Monday, June 16, 2014

JOKES PUNS AND PALINDROMES ( 8 )

    I figured this girl was still pretty dumb, when I told her I was so happy to see her after all of these years, that I was ecstatic. She then backed off of a loving hug, thinking she was gonna get a shock if she touched me. Pretty dingy, I was disappointed, but when she turned to leave the room and I yelled to her " don't to leave the door ajar," she then yelled back," what do ya want me to leave it?" I was done with this joke of an old girl friend. After all, finding a dark spot on her past was somewhat enlightening. But that dark spot on her ass?......I don't know. Don't you love her as she's walking out the door?
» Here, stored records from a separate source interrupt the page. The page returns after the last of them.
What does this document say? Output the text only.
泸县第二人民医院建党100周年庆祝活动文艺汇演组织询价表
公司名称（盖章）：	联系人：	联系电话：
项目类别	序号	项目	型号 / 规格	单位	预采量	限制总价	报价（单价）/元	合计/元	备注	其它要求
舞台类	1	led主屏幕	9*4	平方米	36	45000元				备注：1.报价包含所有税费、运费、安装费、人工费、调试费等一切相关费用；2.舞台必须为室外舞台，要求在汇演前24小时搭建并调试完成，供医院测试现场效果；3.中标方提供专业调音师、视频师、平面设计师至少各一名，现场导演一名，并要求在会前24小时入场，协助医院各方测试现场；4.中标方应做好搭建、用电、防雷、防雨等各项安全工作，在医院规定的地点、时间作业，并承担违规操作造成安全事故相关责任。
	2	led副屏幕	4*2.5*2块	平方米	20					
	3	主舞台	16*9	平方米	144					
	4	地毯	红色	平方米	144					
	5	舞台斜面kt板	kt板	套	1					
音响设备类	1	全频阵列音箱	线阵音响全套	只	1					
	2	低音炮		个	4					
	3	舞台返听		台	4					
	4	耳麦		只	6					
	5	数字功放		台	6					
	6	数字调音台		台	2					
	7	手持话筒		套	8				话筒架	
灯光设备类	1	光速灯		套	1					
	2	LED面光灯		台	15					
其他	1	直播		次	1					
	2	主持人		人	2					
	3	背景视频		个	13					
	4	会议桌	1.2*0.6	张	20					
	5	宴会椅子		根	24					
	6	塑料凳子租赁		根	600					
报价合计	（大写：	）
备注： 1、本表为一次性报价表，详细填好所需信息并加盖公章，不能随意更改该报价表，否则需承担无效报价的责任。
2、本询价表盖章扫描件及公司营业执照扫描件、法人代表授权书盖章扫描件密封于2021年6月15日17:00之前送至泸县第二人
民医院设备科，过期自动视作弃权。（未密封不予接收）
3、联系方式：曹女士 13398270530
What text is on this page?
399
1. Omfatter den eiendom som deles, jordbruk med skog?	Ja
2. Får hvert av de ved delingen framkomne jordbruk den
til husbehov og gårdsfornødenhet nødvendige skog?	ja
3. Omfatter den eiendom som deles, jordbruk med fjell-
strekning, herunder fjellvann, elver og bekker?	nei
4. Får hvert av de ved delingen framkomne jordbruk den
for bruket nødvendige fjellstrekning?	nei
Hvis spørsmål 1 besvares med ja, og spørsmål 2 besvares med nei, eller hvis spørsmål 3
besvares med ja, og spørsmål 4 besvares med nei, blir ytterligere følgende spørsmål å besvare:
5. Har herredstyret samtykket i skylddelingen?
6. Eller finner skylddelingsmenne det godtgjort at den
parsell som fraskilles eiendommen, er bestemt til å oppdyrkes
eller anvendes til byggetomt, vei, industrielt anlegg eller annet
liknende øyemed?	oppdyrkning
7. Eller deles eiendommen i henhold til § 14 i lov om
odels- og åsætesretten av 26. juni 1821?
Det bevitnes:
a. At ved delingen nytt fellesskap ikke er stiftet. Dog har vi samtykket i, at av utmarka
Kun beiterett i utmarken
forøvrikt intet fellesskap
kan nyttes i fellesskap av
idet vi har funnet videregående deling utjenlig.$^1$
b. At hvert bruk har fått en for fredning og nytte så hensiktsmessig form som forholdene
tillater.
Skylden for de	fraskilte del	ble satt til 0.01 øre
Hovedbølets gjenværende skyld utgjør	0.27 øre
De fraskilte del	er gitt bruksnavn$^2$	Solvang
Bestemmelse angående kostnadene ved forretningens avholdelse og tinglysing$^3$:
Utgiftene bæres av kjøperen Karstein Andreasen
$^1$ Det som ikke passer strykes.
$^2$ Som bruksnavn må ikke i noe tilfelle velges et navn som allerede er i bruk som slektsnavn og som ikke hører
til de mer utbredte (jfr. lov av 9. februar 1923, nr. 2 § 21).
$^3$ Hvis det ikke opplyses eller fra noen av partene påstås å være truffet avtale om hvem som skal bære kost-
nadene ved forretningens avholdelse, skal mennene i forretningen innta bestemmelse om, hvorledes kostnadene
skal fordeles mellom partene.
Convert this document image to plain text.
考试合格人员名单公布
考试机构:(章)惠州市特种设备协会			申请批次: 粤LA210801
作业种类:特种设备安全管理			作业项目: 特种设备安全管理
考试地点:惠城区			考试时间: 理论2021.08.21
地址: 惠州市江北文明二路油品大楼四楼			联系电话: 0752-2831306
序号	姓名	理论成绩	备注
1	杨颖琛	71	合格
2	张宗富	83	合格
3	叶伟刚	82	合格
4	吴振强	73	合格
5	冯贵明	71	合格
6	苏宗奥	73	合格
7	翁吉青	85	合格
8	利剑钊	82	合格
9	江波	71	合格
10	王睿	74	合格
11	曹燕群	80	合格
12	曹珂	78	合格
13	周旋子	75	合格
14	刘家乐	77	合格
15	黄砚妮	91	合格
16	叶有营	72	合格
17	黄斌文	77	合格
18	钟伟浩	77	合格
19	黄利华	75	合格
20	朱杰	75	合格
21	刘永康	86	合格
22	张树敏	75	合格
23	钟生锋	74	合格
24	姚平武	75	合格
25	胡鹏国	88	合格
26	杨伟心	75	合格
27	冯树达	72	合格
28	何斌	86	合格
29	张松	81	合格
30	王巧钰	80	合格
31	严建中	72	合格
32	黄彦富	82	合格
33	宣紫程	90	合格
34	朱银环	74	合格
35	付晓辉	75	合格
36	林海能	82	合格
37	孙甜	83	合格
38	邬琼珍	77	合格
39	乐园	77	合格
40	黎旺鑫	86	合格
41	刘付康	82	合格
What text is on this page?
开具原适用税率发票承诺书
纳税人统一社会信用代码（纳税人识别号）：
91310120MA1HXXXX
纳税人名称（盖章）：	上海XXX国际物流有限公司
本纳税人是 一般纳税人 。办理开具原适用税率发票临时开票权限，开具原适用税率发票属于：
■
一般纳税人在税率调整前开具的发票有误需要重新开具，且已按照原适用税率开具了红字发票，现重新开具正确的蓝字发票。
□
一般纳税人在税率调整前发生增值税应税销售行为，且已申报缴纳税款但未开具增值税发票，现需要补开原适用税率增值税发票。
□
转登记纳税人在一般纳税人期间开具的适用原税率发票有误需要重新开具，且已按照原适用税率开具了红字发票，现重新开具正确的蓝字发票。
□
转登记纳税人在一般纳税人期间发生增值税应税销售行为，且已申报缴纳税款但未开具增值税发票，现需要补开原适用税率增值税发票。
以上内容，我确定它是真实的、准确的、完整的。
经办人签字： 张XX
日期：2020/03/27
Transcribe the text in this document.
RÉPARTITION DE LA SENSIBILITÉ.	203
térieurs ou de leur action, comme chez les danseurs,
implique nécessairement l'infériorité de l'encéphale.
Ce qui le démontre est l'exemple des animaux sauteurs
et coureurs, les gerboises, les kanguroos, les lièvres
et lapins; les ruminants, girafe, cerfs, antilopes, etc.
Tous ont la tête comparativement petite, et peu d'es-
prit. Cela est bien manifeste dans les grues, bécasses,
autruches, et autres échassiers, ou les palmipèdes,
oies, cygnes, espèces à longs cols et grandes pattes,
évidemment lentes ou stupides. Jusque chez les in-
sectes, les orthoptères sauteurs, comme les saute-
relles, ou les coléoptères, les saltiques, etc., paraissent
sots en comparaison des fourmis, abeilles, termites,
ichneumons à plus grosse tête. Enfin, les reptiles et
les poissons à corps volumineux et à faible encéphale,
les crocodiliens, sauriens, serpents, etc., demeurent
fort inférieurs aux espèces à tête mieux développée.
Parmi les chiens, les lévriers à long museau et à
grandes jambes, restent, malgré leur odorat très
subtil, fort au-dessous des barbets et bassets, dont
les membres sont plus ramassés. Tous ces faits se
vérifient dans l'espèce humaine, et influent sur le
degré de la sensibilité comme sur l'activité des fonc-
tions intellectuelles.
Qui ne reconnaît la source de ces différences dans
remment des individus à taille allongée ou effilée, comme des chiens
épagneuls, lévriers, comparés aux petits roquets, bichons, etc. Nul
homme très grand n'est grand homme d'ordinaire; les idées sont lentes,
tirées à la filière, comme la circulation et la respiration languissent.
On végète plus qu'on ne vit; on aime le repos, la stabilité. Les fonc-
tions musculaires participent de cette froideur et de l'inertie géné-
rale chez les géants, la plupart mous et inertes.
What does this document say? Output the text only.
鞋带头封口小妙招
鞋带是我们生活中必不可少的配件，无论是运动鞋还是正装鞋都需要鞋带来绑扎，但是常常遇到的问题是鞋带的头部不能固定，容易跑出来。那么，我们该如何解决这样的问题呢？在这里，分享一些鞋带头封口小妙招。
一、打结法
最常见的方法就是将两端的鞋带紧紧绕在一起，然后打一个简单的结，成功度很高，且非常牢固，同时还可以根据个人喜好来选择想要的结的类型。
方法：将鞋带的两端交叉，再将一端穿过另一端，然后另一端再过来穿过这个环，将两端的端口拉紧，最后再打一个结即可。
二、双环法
     Daily blogs are like floating logs. Sometimes they just drift away, sometimes to distant shores, sometimes they open doors, the door's ajar, the jar it sits, do you know how many jelly beans it fits?
      So," rise to vote, sir."" Never odd or even"
      May your vote be cast!
      May all for one and one for all,
      be, for all and not, for one.
      So you mellow down easy, you've got to
       mellow down easy, you got to mellow down easy
        when you really want to blow your top
Just the other day I was wanting to get some concert tickets to see Steely Dan. My friend told me that they were all sold out, but that he would be able to get some tickets from a scalper. I was shocked to hear what pretentious prejudicial vomit spewed from his foul mouth. I immediately and firmly corrected him and said," they're not scalpers,.... they're called Native Americans.